IMPROVED SPACE MANAGEMENT
By understanding the details of how space is used, facility professionals can reduce vacancy and ultimately achieve major reductions in real estate expenses. The room and area information in BIM models are the foundation for good space management.
The key challenge in developing a maintenance program is entering the product and asset information required for preventive maintenance. The information about building equipment stored in BIM models can eliminate months of effort to accurately populate maintenance systems.
EFFICIENT USE OF ENERGY
BIM can help facilitate the analysis and comparisons of various energy alternatives to help facility managers dramatically reduce environmental impacts and operating costs. By analyzing the costs and the savings of various facility improvements and building system retrofits, facility managers gain a tool to optimize building performance over the life of the building.
ECONOMICAL RETROFITS AND RENOVATIONS
A “living” BIM model provides an easier means of representing three-dimensional aspects of the building. Better information about existing conditions reduces the cost and complexity of building renovation and retrofit projects. By providing more accurate and dependable information to contractors, change orders resulting from “surprises” in as-built conditions can be greatly reduced.

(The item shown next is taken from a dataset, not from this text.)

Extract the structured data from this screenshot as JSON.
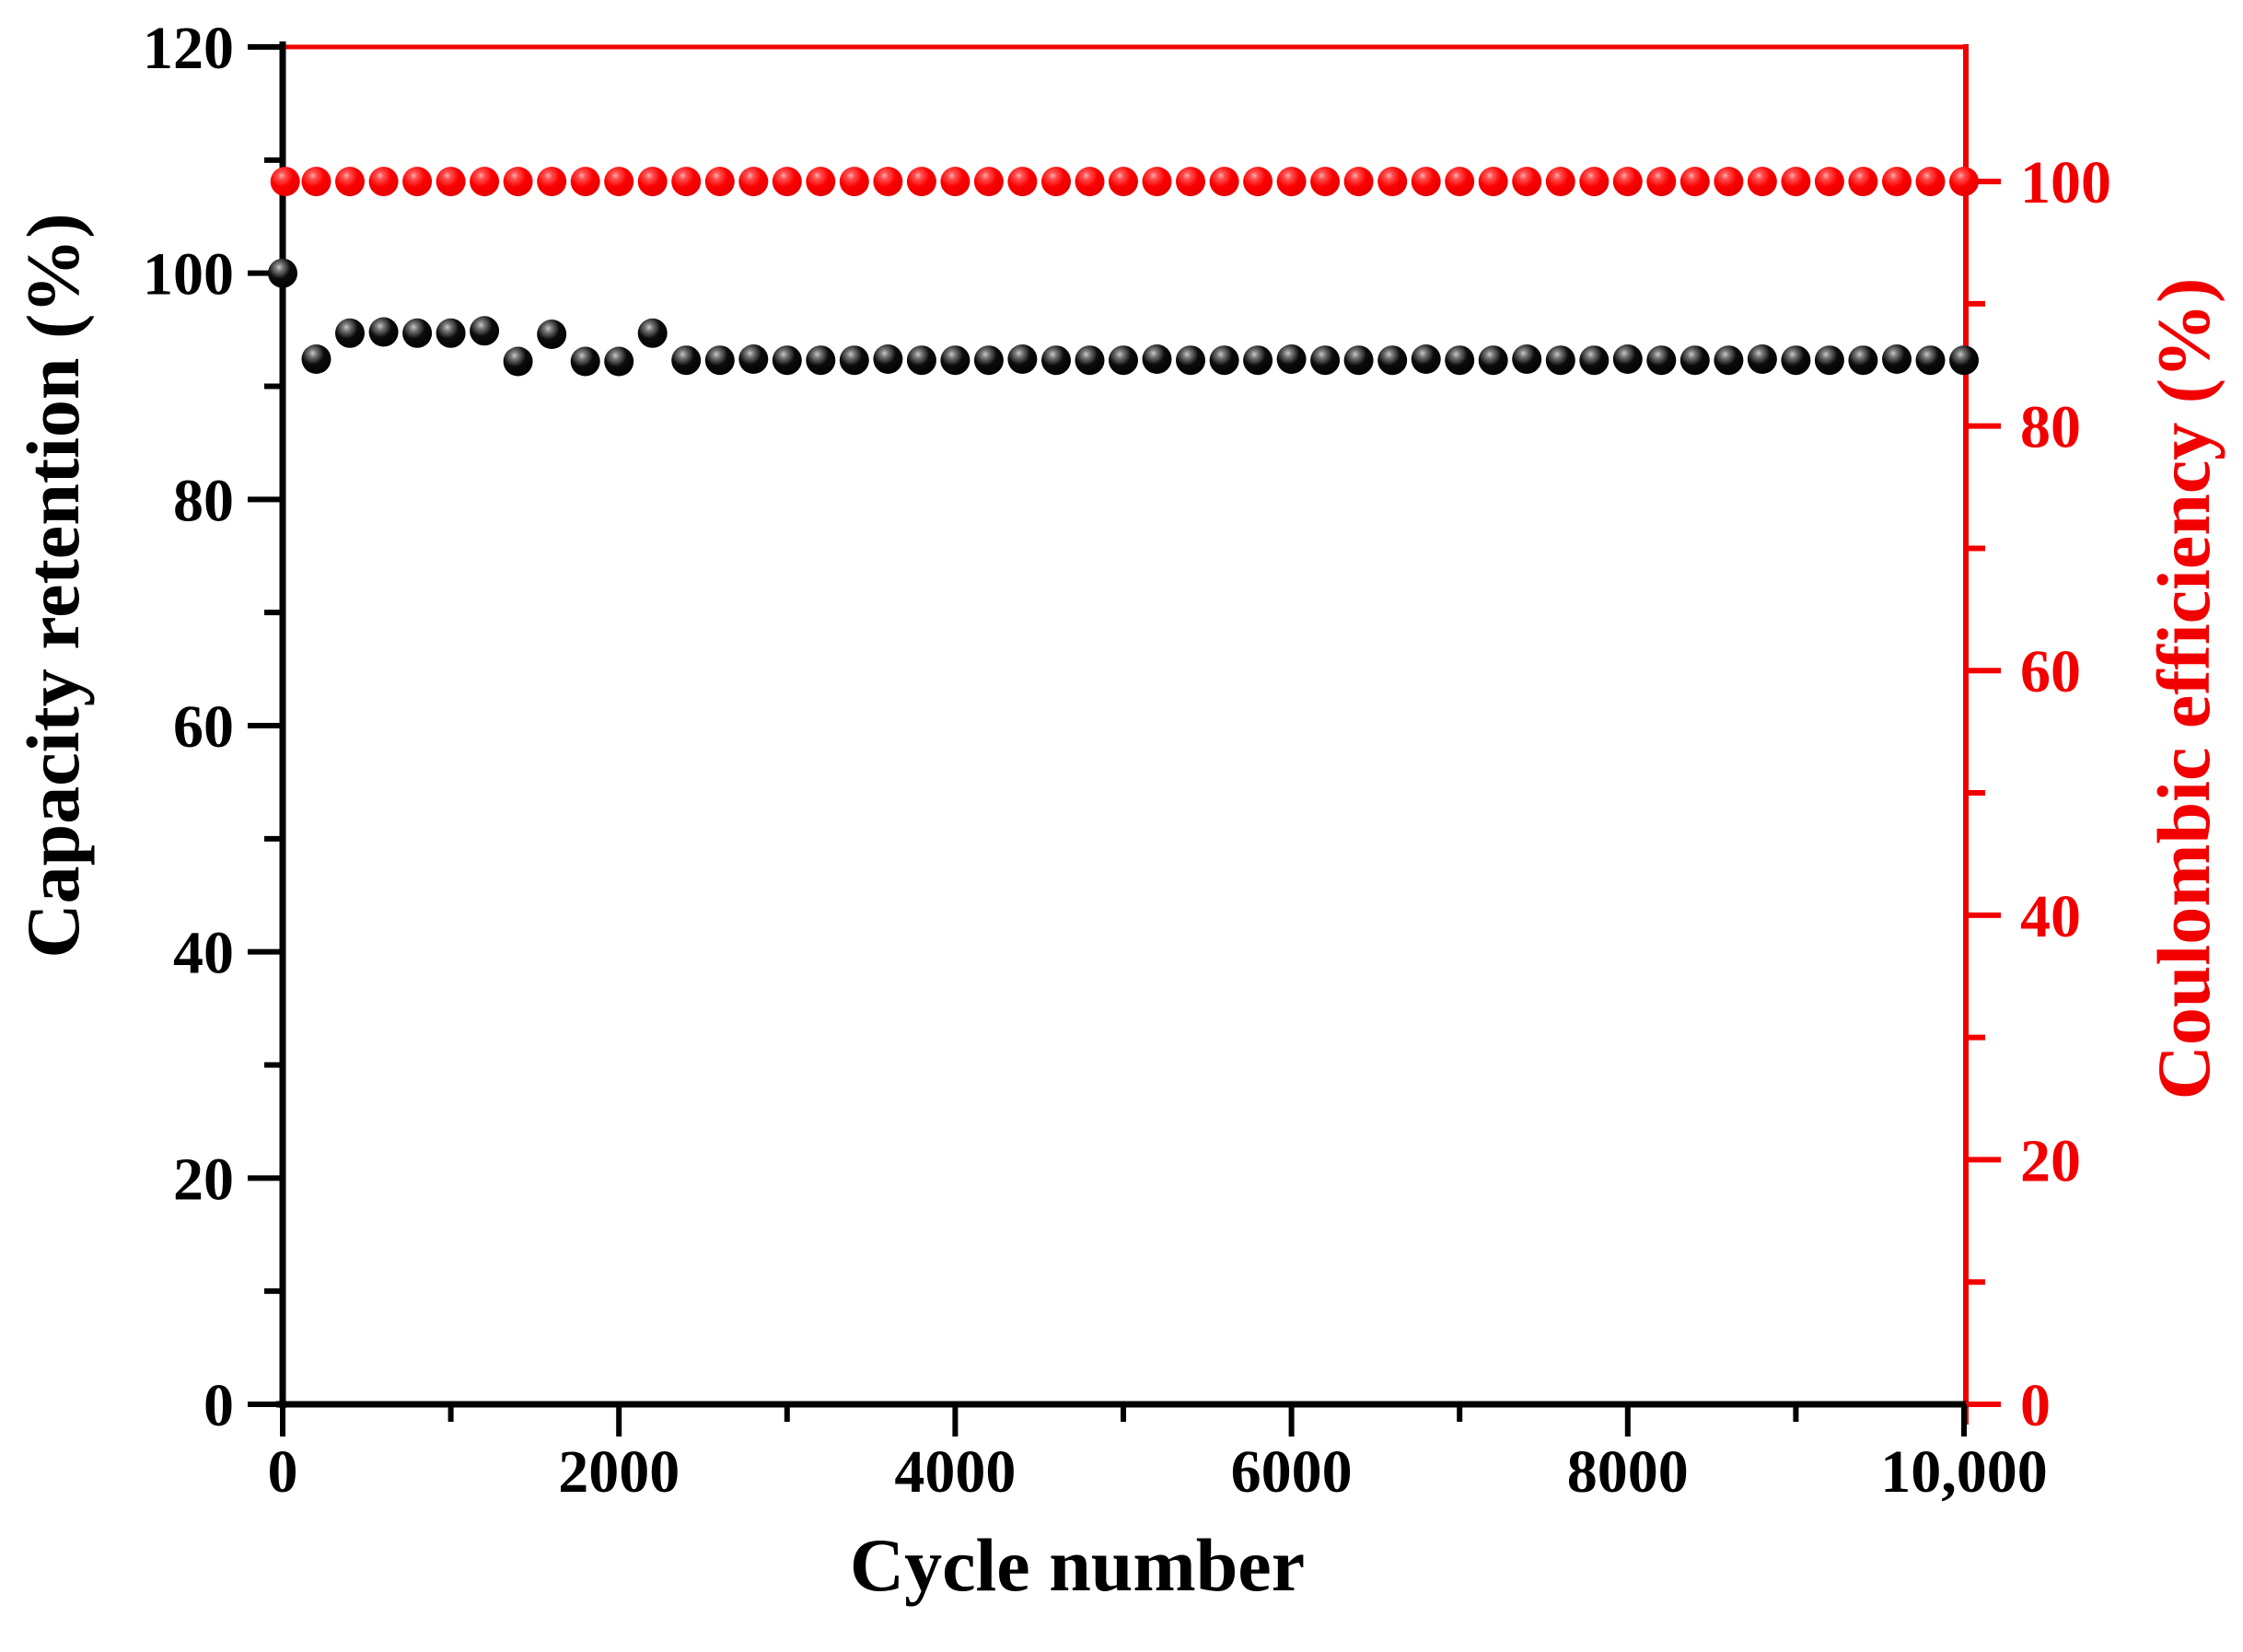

ENHANCED LIFECYCLE MANAGEMENT
Some building design professionals are embedding data on life expectancy and replacement costs in BIM models, thereby helping an owner understand benefits of investing in materials and systems that may cost more initially but have a better payback over the life of the building. For example, using vinyl wall covering for interior wall finishes is more expensive than paint initially, but may result in reduced overall lifecycle costs since it is more durable. The lifecycle data is also very valuable for forecasting ongoing capital improvement costs.